Negative instantaneous frequency with hilbert transform using scipy hilbert

Question

When I produce a chirp signal with a duration of 2 sec, sampling frequency of 200Hz, with frequencies ranging from 20Hz-100Hz, I get negative instantaneous frequencies using the scipy(Python) Hilbert transform. Here is my signal code:

    self.duration = 2
    self.fs = 200.0
    samples = int(self.fs * self.duration)
    self.time = np.arange(samples) / self.fs
    carrier = chirp(self.time, 20, self.time[-1], 100) 
    self.signal = carrier * (
        1 + 0.5 * np.cos(10 * 2.0 * np.pi * self.time)
    ) 

Here is my Hilbert transform code:

demean = data - np.mean(data)
hil = hilbert(demean)
inst_amplitude = np.abs(hil)
inst_phase = np.unwrap(np.angle(hil))
inst_frequency = np.diff(inst_phase) / (2 * np.pi) * sampling_frequency
inst_frequency = np.insert(inst_frequency, 0, 0)
regen_carrier = np.cos(inst_phase)

Here is the plot of the Hilbert properties:

Why are there negative instantaneous frequencies? I have been Googling the issue with zero luck finding an answer. Any input would be greatly appreciated.

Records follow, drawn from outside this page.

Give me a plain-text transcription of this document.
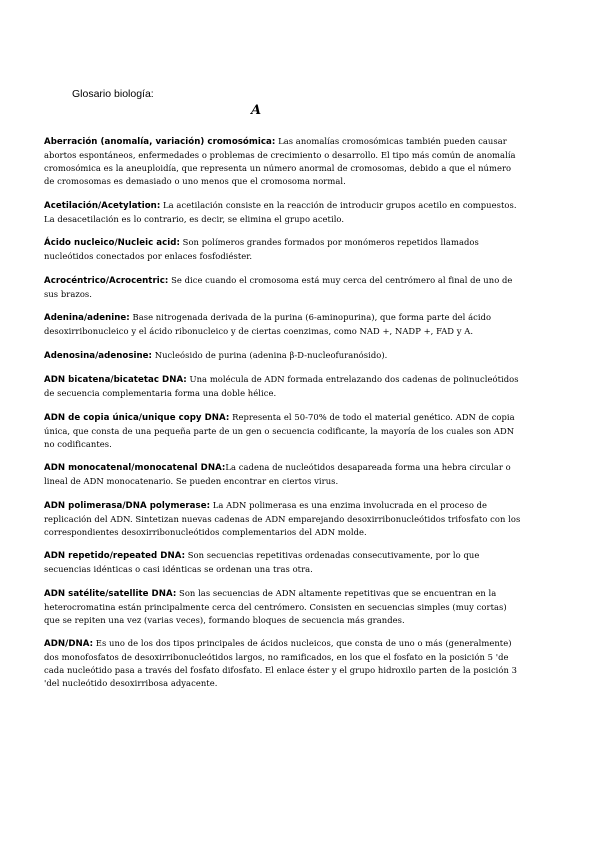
Glosario biología:

A

Aberración (anomalía, variación) cromosómica: Las anomalías cromosómicas también pueden causar abortos espontáneos, enfermedades o problemas de crecimiento o desarrollo. El tipo más común de anomalía cromosómica es la aneuploidía, que representa un número anormal de cromosomas, debido a que el número de cromosomas es demasiado o uno menos que el cromosoma normal.

Acetilación/Acetylation: La acetilación consiste en la reacción de introducir grupos acetilo en compuestos. La desacetilación es lo contrario, es decir, se elimina el grupo acetilo.

Ácido nucleico/Nucleic acid: Son polímeros grandes formados por monómeros repetidos llamados nucleótidos conectados por enlaces fosfodiéster.

Acrocéntrico/Acrocentric: Se dice cuando el cromosoma está muy cerca del centrómero al final de uno de sus brazos.

Adenina/adenine: Base nitrogenada derivada de la purina (6-aminopurina), que forma parte del ácido desoxirribonucleico y el ácido ribonucleico y de ciertas coenzimas, como NAD +, NADP +, FAD y A.

Adenosina/adenosine: Nucleósido de purina (adenina β-D-nucleofuranósido).

ADN bicatena/bicatetac DNA: Una molécula de ADN formada entrelazando dos cadenas de polinucleótidos de secuencia complementaria forma una doble hélice.

ADN de copia única/unique copy DNA: Representa el 50-70% de todo el material genético. ADN de copia única, que consta de una pequeña parte de un gen o secuencia codificante, la mayoría de los cuales son ADN no codificantes.

ADN monocatenal/monocatenal DNA:La cadena de nucleótidos desapareada forma una hebra circular o lineal de ADN monocatenario. Se pueden encontrar en ciertos virus.

ADN polimerasa/DNA polymerase: La ADN polimerasa es una enzima involucrada en el proceso de replicación del ADN. Sintetizan nuevas cadenas de ADN emparejando desoxirribonucleótidos trifosfato con los correspondientes desoxirribonucleótidos complementarios del ADN molde.

ADN repetido/repeated DNA: Son secuencias repetitivas ordenadas consecutivamente, por lo que secuencias idénticas o casi idénticas se ordenan una tras otra.

ADN satélite/satellite DNA: Son las secuencias de ADN altamente repetitivas que se encuentran en la heterocromatina están principalmente cerca del centrómero. Consisten en secuencias simples (muy cortas) que se repiten una vez (varias veces), formando bloques de secuencia más grandes.

ADN/DNA: Es uno de los dos tipos principales de ácidos nucleicos, que consta de uno o más (generalmente) dos monofosfatos de desoxirribonucleótidos largos, no ramificados, en los que el fosfato en la posición 5 'de cada nucleótido pasa a través del fosfato difosfato. El enlace éster y el grupo hidroxilo parten de la posición 3 'del nucleótido desoxirribosa adyacente.
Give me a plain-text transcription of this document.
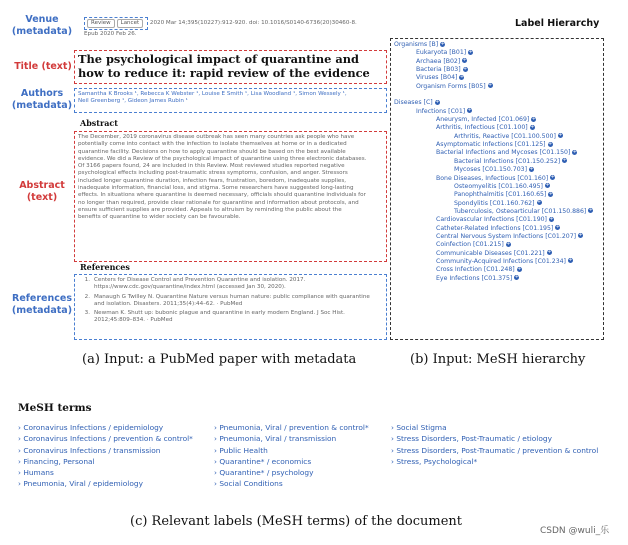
Venue
(metadata)
Title (text)
Authors
(metadata)
Abstract
(text)
References
(metadata)
Review Lancet 2020 Mar 14;395(10227):912-920. doi: 10.1016/S0140-6736(20)30460-8.
Epub 2020 Feb 26.
The psychological impact of quarantine and how to reduce it: rapid review of the evidence
Samantha K Brooks ¹, Rebecca K Webster ¹, Louise E Smith ¹, Lisa Woodland ¹, Simon Wessely ¹,
Neil Greenberg ¹, Gideon James Rubin ¹
Abstract
The December, 2019 coronavirus disease outbreak has seen many countries ask people who have
potentially come into contact with the infection to isolate themselves at home or in a dedicated
quarantine facility. Decisions on how to apply quarantine should be based on the best available
evidence. We did a Review of the psychological impact of quarantine using three electronic databases.
Of 3166 papers found, 24 are included in this Review. Most reviewed studies reported negative
psychological effects including post-traumatic stress symptoms, confusion, and anger. Stressors
included longer quarantine duration, infection fears, frustration, boredom, inadequate supplies,
inadequate information, financial loss, and stigma. Some researchers have suggested long-lasting
effects. In situations where quarantine is deemed necessary, officials should quarantine individuals for
no longer than required, provide clear rationale for quarantine and information about protocols, and
ensure sufficient supplies are provided. Appeals to altruism by reminding the public about the
benefits of quarantine to wider society can be favourable.
References
1. Centers for Disease Control and Prevention Quarantine and isolation. 2017.
https://www.cdc.gov/quarantine/index.html (accessed Jan 30, 2020).
2. Manaugh G Twilley N. Quarantine Nature versus human nature: public compliance with quarantine
and isolation. Disasters. 2011;35(4):44–62. · PubMed
3. Newman K. Shutt up: bubonic plague and quarantine in early modern England. J Soc Hist.
2012;45:809–834. · PubMed
(a) Input: a PubMed paper with metadata
Label Hierarchy
Organisms [B] +
Eukaryota [B01] +
Archaea [B02] +
Bacteria [B03] +
Viruses [B04] +
Organism Forms [B05] +
Diseases [C] +
Infections [C01] +
Aneurysm, Infected [C01.069] +
Arthritis, Infectious [C01.100] +
Arthritis, Reactive [C01.100.500] +
Asymptomatic Infections [C01.125] +
Bacterial Infections and Mycoses [C01.150] +
Bacterial Infections [C01.150.252] +
Mycoses [C01.150.703] +
Bone Diseases, Infectious [C01.160] +
Osteomyelitis [C01.160.495] +
Panophthalmitis [C01.160.65] +
Spondylitis [C01.160.762] +
Tuberculosis, Osteoarticular [C01.150.886] +
Cardiovascular Infections [C01.190] +
Catheter-Related Infections [C01.195] +
Central Nervous System Infections [C01.207] +
Coinfection [C01.215] +
Communicable Diseases [C01.221] +
Community-Acquired Infections [C01.234] +
Cross Infection [C01.248] +
Eye Infections [C01.375] +
(b) Input: MeSH hierarchy
MeSH terms
› Coronavirus Infections / epidemiology
› Coronavirus Infections / prevention & control*
› Coronavirus Infections / transmission
› Financing, Personal
› Humans
› Pneumonia, Viral / epidemiology
› Pneumonia, Viral / prevention & control*
› Pneumonia, Viral / transmission
› Public Health
› Quarantine* / economics
› Quarantine* / psychology
› Social Conditions
› Social Stigma
› Stress Disorders, Post-Traumatic / etiology
› Stress Disorders, Post-Traumatic / prevention & control
› Stress, Psychological*
(c) Relevant labels (MeSH terms) of the document
CSDN @wuli_乐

UPDATE: I applied the exact same Hilbert transform code as above to a "real life" dataset with a sampling frequency of 800Hz. I am getting negative instantaneous frequencies in the middle of the data, not just at the edges. I don't think I am allowed to show the data as it is proprietary, so sorry on that front. Any insight as to why I am seeing negative frequencies in the middle of my data and not just at the edges?

UPDATE #2 I went ahead and generated a synthetic chirp signal with multiple frequency sweeps using scipy.signal.sweep_poly and I am getting negative instantaneous frequencies in the middle of my data.

Here is the code for my new signal (duration of 50sec and sampling frequency of 100):

    self.duration = 50
    self.fs = 100.0
    samples = int(self.fs * self.duration)
    self.time = np.arange(samples) / self.fs
    p = np.poly1d([0.025, -0.36, 1.25, 2.0])
    self.signal = sweep_poly(self.time, p) 
    

Here is the plot of the new signal's Hilbert properties:

Here's the same image, but zoomed in where there are negative instantaneous frequencies in the middle of my data:

Why are there negative instantaneous frequencies in the middle of my data? There are definitely no edges in the middle of my data, so it's not an edge effect.

UPDATE #3 I added random noise to the exact same signal using the following code:

    self.duration = 50
    self.fs = 100.0
    samples = int(self.fs * self.duration)
    self.time = np.arange(samples) / self.fs
    p = np.poly1d([0.025, -0.36, 1.25, 2.0])
    carrier = sweep_poly(self.time, p)  # Carrier signal
    noise = np.random.normal(0, 1, carrier.shape)
    self.signal = carrier + noise

Here is the plot of the noisy Hilbert transform properties:

Even more negative frequencies! Why is this happening?

UPDATE #4 I decided to multiply 2 sine functions with two different constant frequencies together to see what I get. There is no noise in this instance. Here is my code:

    self.duration = 2
    self.fs = 100
    samples = int(self.fs * self.duration)
    self.time = np.arange(samples) / self.fs
    self.signal1 = np.sin(1 * 2.0 * np.pi * self.time)
    self.signal2 = np.sin(9 * 2.0 * np.pi * self.time)
    self.signal = self.signal1 * self.signal2

Here is the plot of the resulting Hilbert properties:

If I change the sampling frequency, the magnitude and sign of the instantaneous frequency spikes change! Here are a few examples (the sampling frequency used is in the title of the image):

Something about the phase calculation is unstable and the sampling frequency seems to alter things. No I am even more curious as to what is happening.

Thanks!

Answer 1

It looks like artifacts due to the derivative. I used this code in Octave:

fs=300;
t=[0:1/fs:2];
c=chirp(t, 20, 2, 100);
s=c.*(1+0.5*cos(2*pi*10*t));
h=hilbert(s);
m=abs(h);
a=diff(unwrap(arg(h)))/2/pi*fs;
plot(m,"",a)

and this is what comes out:

I also tested the equivalent of this in LTspice and, without any form of unwrapping, this is the result:

where V(mag) is the result of hypot() (m), V(signal) is s, V(freq) is the frequency for the FM, and V(demod) is a. All are delayed (for matching I/O) by 23/2/200 which represents the order of the Hilbert transformer (Hamming window), divided by two (group delay) and by the sampling frequency (200).

My guess: don't take for granted the result of the differentiator and try to take a finer comb to it (is this a pun? not intended).